Father and Son
July 18 is my dad’s birthday. He was born in 1904 and died in 1980 just weeks before attaining age 76.
The picture to the right is Dad with my two sons, Joe and Jim, on his lap. The picture was taken when Dad was in his late 50’s.
In Deadly Portfolio: A Killing in Hedge Funds, Alan McAllister recalls receiving word of his father’s death in the following excerpt:
He was in San Diego when the call came. He returned to his motel room to find the message light on. It was from Rene. His father had passed away that morning. His brother handled all of the details, and when McAllister asked if he needed any money, his brother declined. The funeral was held in the Catholic Church in their Milwaukee neighborhood. A funeral Mass. He remembered serving as an altar boy, the standing, kneeling, genuflecting, and memorizing the Latin which was later dropped for English. Even in English, the service was rigid and unwavering.
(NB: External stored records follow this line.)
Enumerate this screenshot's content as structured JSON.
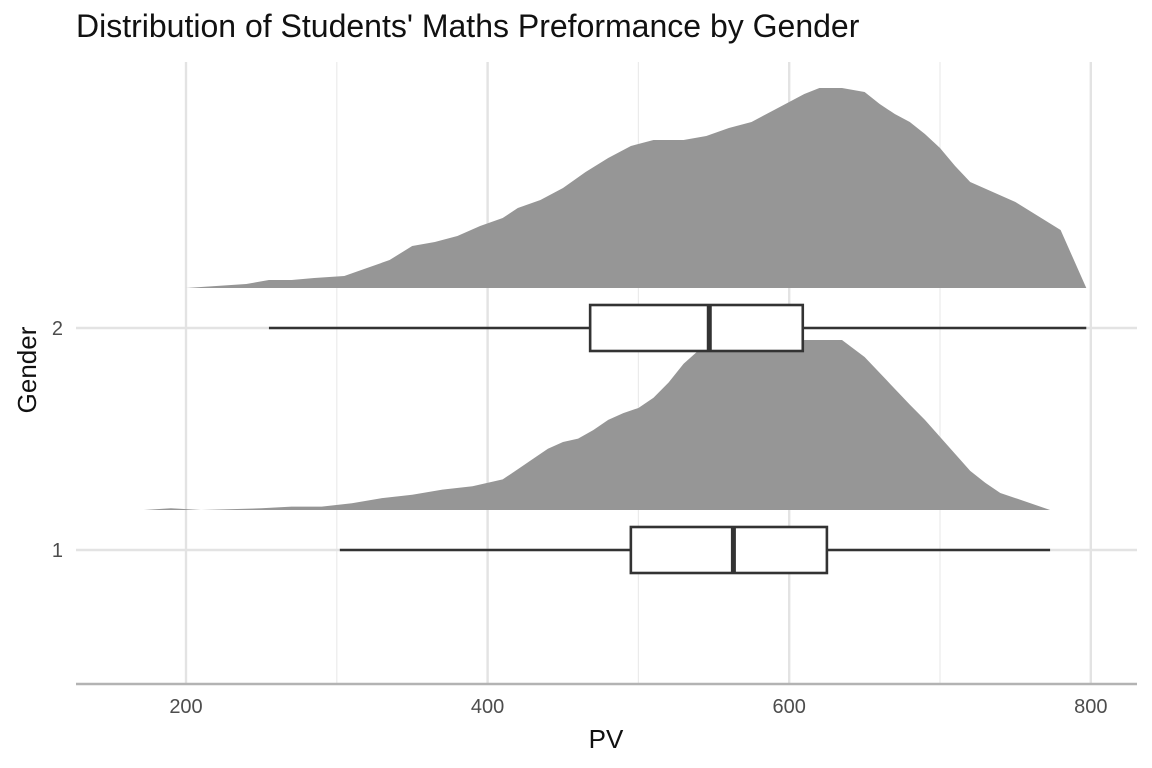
{
  "chart_data": {
    "type": "ridgeline-boxplot",
    "title": "Distribution of Students' Maths Preformance by Gender",
    "xlabel": "PV",
    "ylabel": "Gender",
    "xlim": [
      128,
      810
    ],
    "x_ticks": [
      200,
      400,
      600,
      800
    ],
    "categories": [
      "1",
      "2"
    ],
    "grid": true,
    "fill_color": "#969696",
    "box_outline_color": "#333333",
    "series": [
      {
        "category": "1",
        "boxplot": {
          "lower_whisker": 302,
          "q1": 495,
          "median": 563,
          "q3": 625,
          "upper_whisker": 773
        },
        "density_relative": [
          [
            172,
            0.0
          ],
          [
            190,
            0.01
          ],
          [
            210,
            0.0
          ],
          [
            250,
            0.01
          ],
          [
            270,
            0.02
          ],
          [
            290,
            0.02
          ],
          [
            310,
            0.04
          ],
          [
            330,
            0.07
          ],
          [
            350,
            0.09
          ],
          [
            370,
            0.12
          ],
          [
            390,
            0.14
          ],
          [
            410,
            0.18
          ],
          [
            420,
            0.24
          ],
          [
            430,
            0.3
          ],
          [
            440,
            0.36
          ],
          [
            450,
            0.4
          ],
          [
            460,
            0.42
          ],
          [
            470,
            0.47
          ],
          [
            480,
            0.53
          ],
          [
            490,
            0.57
          ],
          [
            500,
            0.6
          ],
          [
            510,
            0.66
          ],
          [
            520,
            0.75
          ],
          [
            530,
            0.86
          ],
          [
            540,
            0.94
          ],
          [
            555,
            0.99
          ],
          [
            570,
            1.0
          ],
          [
            590,
            1.0
          ],
          [
            610,
            1.0
          ],
          [
            620,
            1.0
          ],
          [
            635,
            1.0
          ],
          [
            650,
            0.9
          ],
          [
            665,
            0.76
          ],
          [
            680,
            0.62
          ],
          [
            690,
            0.53
          ],
          [
            700,
            0.43
          ],
          [
            710,
            0.33
          ],
          [
            720,
            0.23
          ],
          [
            730,
            0.16
          ],
          [
            740,
            0.1
          ],
          [
            750,
            0.07
          ],
          [
            760,
            0.04
          ],
          [
            773,
            0.0
          ]
        ]
      },
      {
        "category": "2",
        "boxplot": {
          "lower_whisker": 255,
          "q1": 468,
          "median": 547,
          "q3": 609,
          "upper_whisker": 797
        },
        "density_relative": [
          [
            157,
            0.0
          ],
          [
            180,
            0.0
          ],
          [
            200,
            0.0
          ],
          [
            220,
            0.01
          ],
          [
            240,
            0.02
          ],
          [
            255,
            0.04
          ],
          [
            270,
            0.04
          ],
          [
            285,
            0.05
          ],
          [
            305,
            0.06
          ],
          [
            320,
            0.1
          ],
          [
            335,
            0.14
          ],
          [
            350,
            0.21
          ],
          [
            365,
            0.23
          ],
          [
            380,
            0.26
          ],
          [
            395,
            0.31
          ],
          [
            410,
            0.35
          ],
          [
            420,
            0.4
          ],
          [
            435,
            0.44
          ],
          [
            450,
            0.5
          ],
          [
            465,
            0.58
          ],
          [
            480,
            0.65
          ],
          [
            495,
            0.71
          ],
          [
            510,
            0.74
          ],
          [
            530,
            0.74
          ],
          [
            545,
            0.76
          ],
          [
            560,
            0.8
          ],
          [
            575,
            0.83
          ],
          [
            590,
            0.89
          ],
          [
            600,
            0.93
          ],
          [
            610,
            0.97
          ],
          [
            620,
            1.0
          ],
          [
            635,
            1.0
          ],
          [
            650,
            0.98
          ],
          [
            660,
            0.92
          ],
          [
            670,
            0.87
          ],
          [
            680,
            0.83
          ],
          [
            690,
            0.77
          ],
          [
            700,
            0.7
          ],
          [
            710,
            0.61
          ],
          [
            720,
            0.53
          ],
          [
            735,
            0.48
          ],
          [
            750,
            0.43
          ],
          [
            765,
            0.36
          ],
          [
            780,
            0.29
          ],
          [
            797,
            0.0
          ]
        ]
      }
    ]
  }
}
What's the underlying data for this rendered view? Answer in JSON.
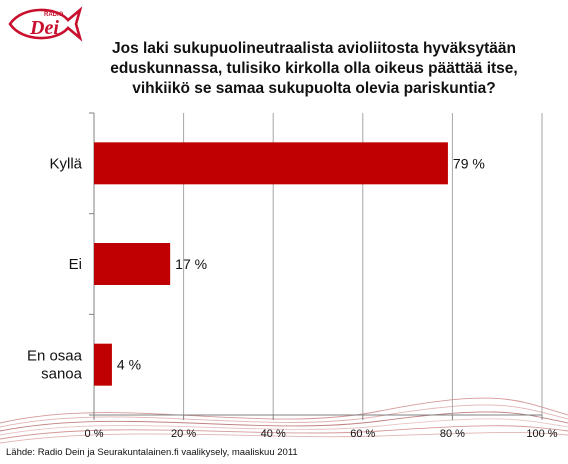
{
  "brand": {
    "logo_text": "Dei",
    "logo_small": "RADIO",
    "color": "#c8102e"
  },
  "chart_data": {
    "type": "bar",
    "orientation": "horizontal",
    "title": "Jos laki sukupuolineutraalista avioliitosta hyväksytään eduskunnassa, tulisiko kirkolla olla oikeus päättää itse, vihkiikö se samaa sukupuolta olevia pariskuntia?",
    "categories": [
      [
        "Kyllä"
      ],
      [
        "Ei"
      ],
      [
        "En osaa",
        "sanoa"
      ]
    ],
    "values": [
      79,
      17,
      4
    ],
    "value_labels": [
      "79 %",
      "17 %",
      "4 %"
    ],
    "xlim": [
      0,
      100
    ],
    "xticks": [
      0,
      20,
      40,
      60,
      80,
      100
    ],
    "xtick_labels": [
      "0 %",
      "20 %",
      "40 %",
      "60 %",
      "80 %",
      "100 %"
    ],
    "bar_color": "#c00000",
    "grid": true,
    "xlabel": "",
    "ylabel": ""
  },
  "source": "Lähde:  Radio Dein ja  Seurakuntalainen.fi vaalikysely, maaliskuu 2011"
}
He tried to find something in the service that would help him honor his father’s life. Prayer wheels could have served. Droning on and on, the local choir struggled with the High Mass for the dead. Nobody spoke of love, of fathers and sons, of how they could be together, understand one another, or fail to understand, and yearn to reconnect. How they could cherish their times together—hunting, fishing, working in the yard. Nothing was said of those moments in a boy’s life that created a longing for more—more than his father could offer. They drifted apart—the father failing to understand the son’s endeavors and achievements; the son tiring of trying to explain them.
The passage was drawn in part from my own life. I was in Oak Ridge, Tennessee when word reached me in my motel room. My father did not understand my work as a consultant, but it did not matter. We were close. I think of him nearly every day and I miss him.